The Myths about Compression and Data Deduplication
How many of you have heard that compression and deduplication just don’t belong together? Like oil and water. I know from experience, when I worked for EMC, the Avamar sales reps and the Data Domain sales reps would tell their customers that the best thing to do if they had encrypted or compressed primary data, that they uncompress it to get the savings in their backups that deduplication promises.
This is wrong on a number of levels. First, the shear nature of telling a customer to not compress primary storage data only to get down stream benefits is counter intuitive. Second, if the customer has already changed their processes in order to accommodate compressed primary data, then the deduplication backup vendor is asking their customers to again change the customer’s process.
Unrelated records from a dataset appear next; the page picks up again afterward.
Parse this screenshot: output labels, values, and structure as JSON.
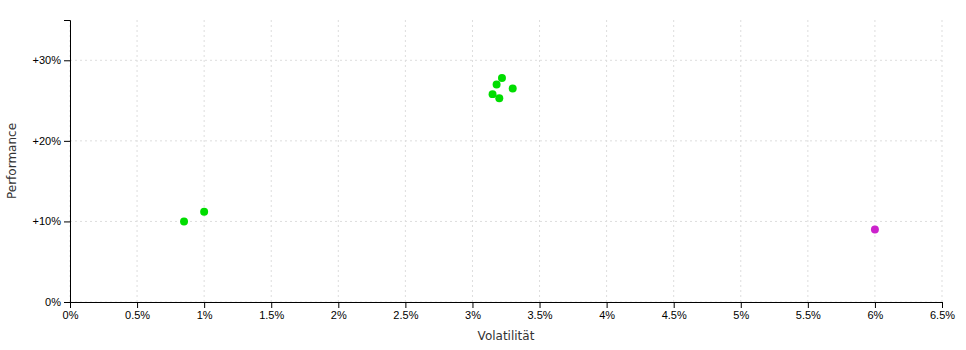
{
  "chart_data": {
    "type": "scatter",
    "xlabel": "Volatilität",
    "ylabel": "Performance",
    "xlim": [
      0.0,
      0.065
    ],
    "ylim": [
      0.0,
      0.35
    ],
    "xticks": [
      {
        "value": 0.0,
        "label": "0%"
      },
      {
        "value": 0.005,
        "label": "0.5%"
      },
      {
        "value": 0.01,
        "label": "1%"
      },
      {
        "value": 0.015,
        "label": "1.5%"
      },
      {
        "value": 0.02,
        "label": "2%"
      },
      {
        "value": 0.025,
        "label": "2.5%"
      },
      {
        "value": 0.03,
        "label": "3%"
      },
      {
        "value": 0.035,
        "label": "3.5%"
      },
      {
        "value": 0.04,
        "label": "4%"
      },
      {
        "value": 0.045,
        "label": "4.5%"
      },
      {
        "value": 0.05,
        "label": "5%"
      },
      {
        "value": 0.055,
        "label": "5.5%"
      },
      {
        "value": 0.06,
        "label": "6%"
      },
      {
        "value": 0.065,
        "label": "6.5%"
      }
    ],
    "yticks": [
      {
        "value": 0.0,
        "label": "0%"
      },
      {
        "value": 0.1,
        "label": "+10%"
      },
      {
        "value": 0.2,
        "label": "+20%"
      },
      {
        "value": 0.3,
        "label": "+30%"
      }
    ],
    "grid": true,
    "marker": "circle",
    "series": [
      {
        "color": "#00dd00",
        "x": [
          0.0085,
          0.01,
          0.0318,
          0.0322,
          0.033,
          0.0315,
          0.032
        ],
        "values": [
          0.1,
          0.112,
          0.27,
          0.278,
          0.265,
          0.258,
          0.253
        ]
      },
      {
        "color": "#cc22cc",
        "x": [
          0.06
        ],
        "values": [
          0.09
        ]
      }
    ]
  }
}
Not to mention it costs the customer more money in primary storage, and lastly undermines the decision made by the customer to compress the data in the first place. If you really want to insult your customer, tell them the decision they made to save money was a bad one. Finally, all data deduplication technologies utilize LZ compression on their data ‘chunks’ to further reduce their data size, and then use this added compression benefit to talk about their deduplication ratios.
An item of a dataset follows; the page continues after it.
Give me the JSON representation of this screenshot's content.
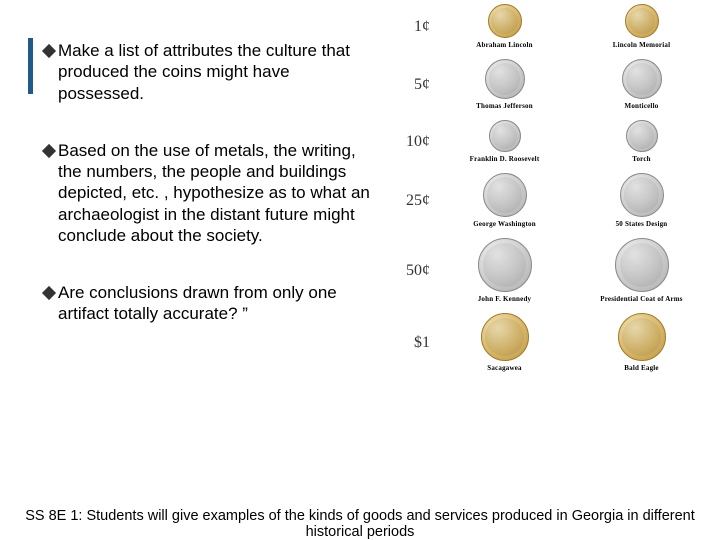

The reality is, with traditional compression implementations, the affects of deduplication are not significantly realized. The reason is due to how traditional compression writes the files it compresses. If a file is changed, from the point of the change, through the rest of the file, the new compressed file is essentially a new file. When deduplication (even variable block deduplication) looks at this file and finds the initial changed blocks, the rest of the file will also be different and the deduplication ratios will be significantly reduced. (Essentially it turns the highly affective ‘variable block’ deduplication into ‘fixed block’ deduplication and research shows that fixed block deduplication is 3 to 5 times less efficient than variable block deduplication. Now that you’ve spent all that money for an expensive variable block solution, are you really getting the benefits?)